RUMBLE IN N.H. AND DETROIT?
If the Dean campaign doesn’t pull the ads, Kucinich said he’ll bend the former governor’s ear on the matter over the weekend. Kucinich says the two will cross paths at the New Hampshire AFL-CIO event in Whitefield on Saturday and at the DNC debate in Detroit on Sunday. If Kucinich takes the issue to the stage in Detroit, it wouldn’t be the first time Kucinich has pressed Dean at a debate. At the debate in Phoenix on Oct. 9, Kucinich sparred with Dean, engaging him in a spat over the proposed $87 billion for Iraq. Kucinich said that Dean had made a flip-flop in his position between the Sept. 25 CNBC/Wall Street Journal debate and an article in the morning’s New York Times. “Mr. Dean has said that he says what he believes,” Kucinich said. “I want to ask him, do you believe in spending $87 billion to keep our troops in Iraq? Because I don’t. Do you?” When the former Vermont governor replied he would keep the troops there “if the president was willing to pay for it,” Kucinich continued to press for an answer until moderator Judy Woodruff redirected the questioning.

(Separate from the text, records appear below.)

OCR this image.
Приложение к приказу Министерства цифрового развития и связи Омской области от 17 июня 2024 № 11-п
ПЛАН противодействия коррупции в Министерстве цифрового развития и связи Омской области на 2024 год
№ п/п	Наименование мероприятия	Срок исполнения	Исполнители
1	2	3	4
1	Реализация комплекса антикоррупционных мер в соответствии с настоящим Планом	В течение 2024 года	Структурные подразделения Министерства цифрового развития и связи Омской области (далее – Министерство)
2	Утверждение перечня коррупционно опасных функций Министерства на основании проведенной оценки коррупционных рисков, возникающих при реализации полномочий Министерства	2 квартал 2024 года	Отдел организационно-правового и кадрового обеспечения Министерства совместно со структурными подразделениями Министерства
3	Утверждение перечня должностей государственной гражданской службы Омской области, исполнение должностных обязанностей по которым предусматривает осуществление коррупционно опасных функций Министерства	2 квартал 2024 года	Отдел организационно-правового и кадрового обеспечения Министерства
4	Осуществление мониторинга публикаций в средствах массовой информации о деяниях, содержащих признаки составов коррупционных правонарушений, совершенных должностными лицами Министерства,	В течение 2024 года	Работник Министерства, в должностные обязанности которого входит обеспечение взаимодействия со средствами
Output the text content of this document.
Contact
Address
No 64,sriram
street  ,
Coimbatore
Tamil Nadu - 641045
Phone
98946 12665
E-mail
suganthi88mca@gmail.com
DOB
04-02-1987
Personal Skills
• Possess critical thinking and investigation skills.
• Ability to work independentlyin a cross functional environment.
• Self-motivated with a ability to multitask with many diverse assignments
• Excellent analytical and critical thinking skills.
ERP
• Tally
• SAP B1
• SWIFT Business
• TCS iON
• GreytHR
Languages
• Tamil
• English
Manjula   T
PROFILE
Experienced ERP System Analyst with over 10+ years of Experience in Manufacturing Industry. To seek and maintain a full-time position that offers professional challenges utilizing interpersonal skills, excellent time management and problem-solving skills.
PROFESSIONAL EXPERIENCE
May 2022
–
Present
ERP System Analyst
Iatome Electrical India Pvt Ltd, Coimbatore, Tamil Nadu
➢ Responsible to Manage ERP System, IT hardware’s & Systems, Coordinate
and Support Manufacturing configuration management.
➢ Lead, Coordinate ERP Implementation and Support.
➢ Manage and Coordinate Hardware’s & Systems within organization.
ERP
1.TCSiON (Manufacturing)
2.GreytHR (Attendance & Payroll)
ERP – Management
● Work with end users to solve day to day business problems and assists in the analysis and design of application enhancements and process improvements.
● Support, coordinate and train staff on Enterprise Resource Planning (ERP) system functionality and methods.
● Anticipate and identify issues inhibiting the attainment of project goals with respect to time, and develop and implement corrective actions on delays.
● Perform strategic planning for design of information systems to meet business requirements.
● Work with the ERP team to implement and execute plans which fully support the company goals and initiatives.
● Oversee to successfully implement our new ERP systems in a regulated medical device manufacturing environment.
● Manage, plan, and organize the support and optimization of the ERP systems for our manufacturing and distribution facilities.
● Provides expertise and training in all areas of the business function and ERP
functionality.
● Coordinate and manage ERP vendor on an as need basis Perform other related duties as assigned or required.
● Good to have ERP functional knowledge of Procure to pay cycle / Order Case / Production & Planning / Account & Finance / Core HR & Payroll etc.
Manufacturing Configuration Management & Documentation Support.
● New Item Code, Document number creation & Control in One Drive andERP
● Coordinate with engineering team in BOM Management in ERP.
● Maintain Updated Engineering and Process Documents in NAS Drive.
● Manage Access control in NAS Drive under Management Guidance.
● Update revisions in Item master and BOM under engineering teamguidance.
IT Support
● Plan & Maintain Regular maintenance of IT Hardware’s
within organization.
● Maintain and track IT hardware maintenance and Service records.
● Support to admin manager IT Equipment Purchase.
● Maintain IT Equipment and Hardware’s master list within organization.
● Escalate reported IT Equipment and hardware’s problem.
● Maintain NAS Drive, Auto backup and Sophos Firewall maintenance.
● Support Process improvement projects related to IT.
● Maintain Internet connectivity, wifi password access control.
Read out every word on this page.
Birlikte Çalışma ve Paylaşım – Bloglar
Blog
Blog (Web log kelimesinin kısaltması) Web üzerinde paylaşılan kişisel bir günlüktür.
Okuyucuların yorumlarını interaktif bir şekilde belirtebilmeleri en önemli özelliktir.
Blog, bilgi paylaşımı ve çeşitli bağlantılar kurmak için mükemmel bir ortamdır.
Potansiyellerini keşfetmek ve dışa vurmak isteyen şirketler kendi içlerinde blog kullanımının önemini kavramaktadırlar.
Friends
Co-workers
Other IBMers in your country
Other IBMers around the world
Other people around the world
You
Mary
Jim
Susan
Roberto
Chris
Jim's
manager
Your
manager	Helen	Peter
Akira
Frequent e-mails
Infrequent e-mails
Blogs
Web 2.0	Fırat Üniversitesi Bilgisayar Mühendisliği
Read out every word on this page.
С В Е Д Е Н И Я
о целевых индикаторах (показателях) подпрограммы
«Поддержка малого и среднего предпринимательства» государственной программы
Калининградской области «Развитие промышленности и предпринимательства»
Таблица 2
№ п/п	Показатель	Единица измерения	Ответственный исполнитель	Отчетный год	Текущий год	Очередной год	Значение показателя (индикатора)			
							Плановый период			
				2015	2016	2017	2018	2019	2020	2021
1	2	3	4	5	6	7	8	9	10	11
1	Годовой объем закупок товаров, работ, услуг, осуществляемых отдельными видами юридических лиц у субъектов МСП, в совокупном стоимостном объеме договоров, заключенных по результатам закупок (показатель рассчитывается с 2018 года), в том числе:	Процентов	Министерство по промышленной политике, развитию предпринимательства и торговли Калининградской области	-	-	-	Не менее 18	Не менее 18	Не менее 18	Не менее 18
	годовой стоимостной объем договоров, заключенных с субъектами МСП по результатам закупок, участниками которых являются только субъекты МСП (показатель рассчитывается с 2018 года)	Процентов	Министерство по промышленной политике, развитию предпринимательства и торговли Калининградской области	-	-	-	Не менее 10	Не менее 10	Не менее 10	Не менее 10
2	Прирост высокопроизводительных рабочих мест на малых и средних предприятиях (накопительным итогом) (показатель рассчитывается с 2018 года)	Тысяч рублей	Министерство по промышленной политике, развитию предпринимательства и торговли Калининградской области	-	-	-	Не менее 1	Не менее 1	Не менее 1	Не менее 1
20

KUCINICH TURNS DOWN “HARDBALL”
Kucinich is just saying “no” to an appearance on MSNBC’s “Hardball.” He will not appear on show from Harvard University, as the eight other candidates have agreed to do. The campaign has not seen eye-to-eye with host Chris Matthews for awhile now, and campaign press secretary David Swanson has described the host as having a “conservative agenda,” not in line with the liberal, progressive stance Kucinich is taking. The campaign could still be sore over comments Matthews made during an appearance on NBC’s “Today” show in late September. Matthews cited Dean as the only anti-war candidate in the race. Swanson was quick to point out, “Howard Dean waffled on war. Dennis is the one on all of those issues.” Matthews agreed to clarify on “Hardball,” but Kucinich’s campaign wanted the much larger “Today” show audience to hear the clarification, either from Matthews or during an appearance by Kucinich. “It’s not the place of the media to decide the elections, it’s the decision of the voters,” told me. Many are wondering if it’s wise for the congressman, lagging in the polls, to pass up an hour on national television. But this is a campaign that sticks to its principles, so don’t expect the campaign to retreat on the matter.